Air Force active-duty, National Guard and Reserve worked side by side during the five and one-half day training event/exercise to erect a city from scratch to include mortuary affairs, a fixed runway, water and waste system, power plant, temporary living area and command and control.
"The first four days consisted of classroom instruction. Day five the group was introduced to scenarios," said Troop Commander and Unit Control Center Officer-In Charge Capt. Heidi Gibson. "Bare base erection began under extreme time constraints."
Utilities Supervisor Master Sgt. John Nortz assisted with creating a usable water system for use during the exercise. "Through reverse osmosis we made swamp water into usable drinking water," said Master Sgt. Nortz.
Electrical Systems journeyman Staff Sgt. Joseph Gunnels assisted with the high voltage distribution center providing 120 and 208 volts of usable power to the tents, kitchen and to the emergency aircraft lighting system (EALS).
"The most difficult part for the electricians was the EALS which was very time consuming. Lights needed to be in working order for a 5,000 ft. runway," said Sgt. Gunnels. "This asset is rarely available for training at home station, so getting to use the equipment was very worthwhile."

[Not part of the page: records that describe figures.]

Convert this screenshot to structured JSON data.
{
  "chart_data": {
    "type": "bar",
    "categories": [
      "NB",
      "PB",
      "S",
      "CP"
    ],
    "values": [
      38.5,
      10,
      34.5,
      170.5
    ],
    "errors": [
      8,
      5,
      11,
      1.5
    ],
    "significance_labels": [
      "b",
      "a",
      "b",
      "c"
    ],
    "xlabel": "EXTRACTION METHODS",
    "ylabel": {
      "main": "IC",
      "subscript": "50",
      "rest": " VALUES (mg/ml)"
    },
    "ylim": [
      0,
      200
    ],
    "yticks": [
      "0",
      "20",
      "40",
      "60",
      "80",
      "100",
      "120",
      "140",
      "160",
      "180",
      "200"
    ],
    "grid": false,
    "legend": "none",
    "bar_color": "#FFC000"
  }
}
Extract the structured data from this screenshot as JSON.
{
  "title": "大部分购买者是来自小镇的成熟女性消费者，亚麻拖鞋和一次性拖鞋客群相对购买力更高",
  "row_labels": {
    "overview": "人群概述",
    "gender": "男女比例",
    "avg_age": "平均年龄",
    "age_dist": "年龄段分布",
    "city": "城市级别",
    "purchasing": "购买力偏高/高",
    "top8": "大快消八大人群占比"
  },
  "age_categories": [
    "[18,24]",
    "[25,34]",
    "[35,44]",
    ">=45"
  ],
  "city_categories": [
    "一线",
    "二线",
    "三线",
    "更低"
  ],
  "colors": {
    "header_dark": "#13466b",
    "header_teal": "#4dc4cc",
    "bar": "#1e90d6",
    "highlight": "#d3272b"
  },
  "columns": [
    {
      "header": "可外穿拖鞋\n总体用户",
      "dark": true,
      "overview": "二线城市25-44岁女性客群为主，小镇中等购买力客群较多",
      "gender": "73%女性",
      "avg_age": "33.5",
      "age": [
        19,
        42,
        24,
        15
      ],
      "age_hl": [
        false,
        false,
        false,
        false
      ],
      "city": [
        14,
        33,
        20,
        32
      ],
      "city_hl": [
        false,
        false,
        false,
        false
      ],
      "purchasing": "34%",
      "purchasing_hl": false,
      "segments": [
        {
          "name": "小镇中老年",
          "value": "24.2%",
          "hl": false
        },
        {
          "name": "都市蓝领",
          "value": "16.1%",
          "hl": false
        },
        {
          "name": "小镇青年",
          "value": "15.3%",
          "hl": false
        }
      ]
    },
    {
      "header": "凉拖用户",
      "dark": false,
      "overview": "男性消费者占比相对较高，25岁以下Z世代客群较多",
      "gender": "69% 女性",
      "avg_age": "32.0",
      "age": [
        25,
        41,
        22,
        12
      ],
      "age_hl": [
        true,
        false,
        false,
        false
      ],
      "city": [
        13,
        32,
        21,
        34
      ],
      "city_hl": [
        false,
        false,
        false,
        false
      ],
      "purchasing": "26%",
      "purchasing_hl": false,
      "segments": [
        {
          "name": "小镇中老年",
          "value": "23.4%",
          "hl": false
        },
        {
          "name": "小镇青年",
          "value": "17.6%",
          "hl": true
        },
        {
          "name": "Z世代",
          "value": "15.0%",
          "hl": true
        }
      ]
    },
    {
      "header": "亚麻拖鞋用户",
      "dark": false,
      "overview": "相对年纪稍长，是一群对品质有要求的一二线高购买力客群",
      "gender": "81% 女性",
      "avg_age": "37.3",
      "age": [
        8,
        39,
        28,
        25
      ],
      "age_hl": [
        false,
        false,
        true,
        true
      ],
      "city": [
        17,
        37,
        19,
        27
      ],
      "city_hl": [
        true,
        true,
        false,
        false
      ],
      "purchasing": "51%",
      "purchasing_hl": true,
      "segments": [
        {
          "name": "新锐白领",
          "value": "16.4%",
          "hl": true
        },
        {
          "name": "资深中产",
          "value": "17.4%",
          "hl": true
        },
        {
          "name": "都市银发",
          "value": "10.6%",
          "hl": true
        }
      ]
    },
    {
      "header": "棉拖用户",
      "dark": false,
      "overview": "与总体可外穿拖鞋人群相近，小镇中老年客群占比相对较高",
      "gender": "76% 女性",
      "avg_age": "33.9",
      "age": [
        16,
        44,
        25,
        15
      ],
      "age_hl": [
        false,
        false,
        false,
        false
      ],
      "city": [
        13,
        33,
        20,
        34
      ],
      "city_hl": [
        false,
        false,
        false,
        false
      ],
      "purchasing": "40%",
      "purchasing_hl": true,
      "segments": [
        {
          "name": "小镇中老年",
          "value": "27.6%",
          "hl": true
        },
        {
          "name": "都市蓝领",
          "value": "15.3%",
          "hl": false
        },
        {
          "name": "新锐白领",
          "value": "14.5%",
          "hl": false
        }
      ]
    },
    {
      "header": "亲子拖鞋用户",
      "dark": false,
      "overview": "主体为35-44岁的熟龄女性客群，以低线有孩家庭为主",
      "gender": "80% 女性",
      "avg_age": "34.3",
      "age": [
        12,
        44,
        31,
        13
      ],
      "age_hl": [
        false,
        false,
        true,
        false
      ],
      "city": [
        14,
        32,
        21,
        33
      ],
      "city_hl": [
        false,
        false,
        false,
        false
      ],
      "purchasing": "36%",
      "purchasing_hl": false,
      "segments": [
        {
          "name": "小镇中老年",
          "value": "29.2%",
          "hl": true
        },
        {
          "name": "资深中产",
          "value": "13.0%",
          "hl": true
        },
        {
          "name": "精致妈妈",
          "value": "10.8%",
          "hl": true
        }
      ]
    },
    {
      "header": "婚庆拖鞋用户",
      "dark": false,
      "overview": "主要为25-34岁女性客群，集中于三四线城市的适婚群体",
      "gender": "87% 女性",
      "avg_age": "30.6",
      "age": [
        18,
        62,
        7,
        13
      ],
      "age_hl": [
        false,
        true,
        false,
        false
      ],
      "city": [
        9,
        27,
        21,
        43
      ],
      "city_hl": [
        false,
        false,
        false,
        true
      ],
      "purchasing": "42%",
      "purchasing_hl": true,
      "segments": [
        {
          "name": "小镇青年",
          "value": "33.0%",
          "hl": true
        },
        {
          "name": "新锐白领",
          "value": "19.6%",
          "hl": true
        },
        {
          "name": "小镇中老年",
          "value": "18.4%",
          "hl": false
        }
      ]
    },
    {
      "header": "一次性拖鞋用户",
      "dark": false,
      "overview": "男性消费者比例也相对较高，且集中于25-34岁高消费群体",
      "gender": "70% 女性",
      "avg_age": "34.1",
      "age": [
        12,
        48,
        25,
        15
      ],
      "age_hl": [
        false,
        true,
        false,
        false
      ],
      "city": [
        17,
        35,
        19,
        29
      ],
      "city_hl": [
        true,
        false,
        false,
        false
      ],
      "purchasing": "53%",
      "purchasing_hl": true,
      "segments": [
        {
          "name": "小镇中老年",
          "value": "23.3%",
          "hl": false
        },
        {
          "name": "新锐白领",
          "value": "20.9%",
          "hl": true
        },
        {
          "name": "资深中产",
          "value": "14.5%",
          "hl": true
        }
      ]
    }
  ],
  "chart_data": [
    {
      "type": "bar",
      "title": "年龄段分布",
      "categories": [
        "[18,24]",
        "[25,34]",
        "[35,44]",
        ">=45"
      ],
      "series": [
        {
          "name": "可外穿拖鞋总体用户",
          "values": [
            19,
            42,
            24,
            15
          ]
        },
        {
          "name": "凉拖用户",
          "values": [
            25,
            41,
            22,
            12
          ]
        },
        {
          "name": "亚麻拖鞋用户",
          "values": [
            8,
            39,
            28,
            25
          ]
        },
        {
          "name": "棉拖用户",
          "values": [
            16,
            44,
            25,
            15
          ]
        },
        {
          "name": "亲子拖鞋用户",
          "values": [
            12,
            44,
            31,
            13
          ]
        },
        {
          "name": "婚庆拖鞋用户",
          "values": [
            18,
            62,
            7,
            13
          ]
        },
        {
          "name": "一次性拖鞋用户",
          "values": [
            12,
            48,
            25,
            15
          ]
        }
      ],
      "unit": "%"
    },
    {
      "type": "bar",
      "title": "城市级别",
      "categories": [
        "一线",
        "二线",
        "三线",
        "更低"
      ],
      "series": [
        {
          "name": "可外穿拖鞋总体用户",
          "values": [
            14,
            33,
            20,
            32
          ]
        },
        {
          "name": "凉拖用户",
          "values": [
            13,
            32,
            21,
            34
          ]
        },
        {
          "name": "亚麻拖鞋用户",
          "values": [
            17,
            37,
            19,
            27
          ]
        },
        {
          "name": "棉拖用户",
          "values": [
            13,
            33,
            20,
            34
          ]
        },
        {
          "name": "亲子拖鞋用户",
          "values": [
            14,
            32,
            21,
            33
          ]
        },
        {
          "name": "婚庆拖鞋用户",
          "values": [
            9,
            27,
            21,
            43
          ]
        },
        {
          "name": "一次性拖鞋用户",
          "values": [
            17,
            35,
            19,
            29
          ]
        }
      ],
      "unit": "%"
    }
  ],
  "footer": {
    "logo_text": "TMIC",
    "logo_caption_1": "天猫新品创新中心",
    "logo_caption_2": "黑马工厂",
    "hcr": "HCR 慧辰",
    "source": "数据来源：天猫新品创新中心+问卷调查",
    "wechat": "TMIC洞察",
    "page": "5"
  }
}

Another aspect to the exercise was repairing a simulated bomb-damaged runway. This consisted of crater repair, laying fiberglass matting and setting up the mobile arresting system.
"The time constraint was the most challenging part," said Power Production Specialist Technical Sgt. Roger Smithwick.
The Wing has participated in Silver Flag, a mandatory every four year requirement, since its inception in 1992. A 68-person cadre from Detachment 1, 823rd Red Horse Squadron, runs the exercise and trains more than 5,600 people each year.
"The exercise was very valuable. I have been attending this exercise since its inception, but I learn something new every time I go," said Sgt. Nortz.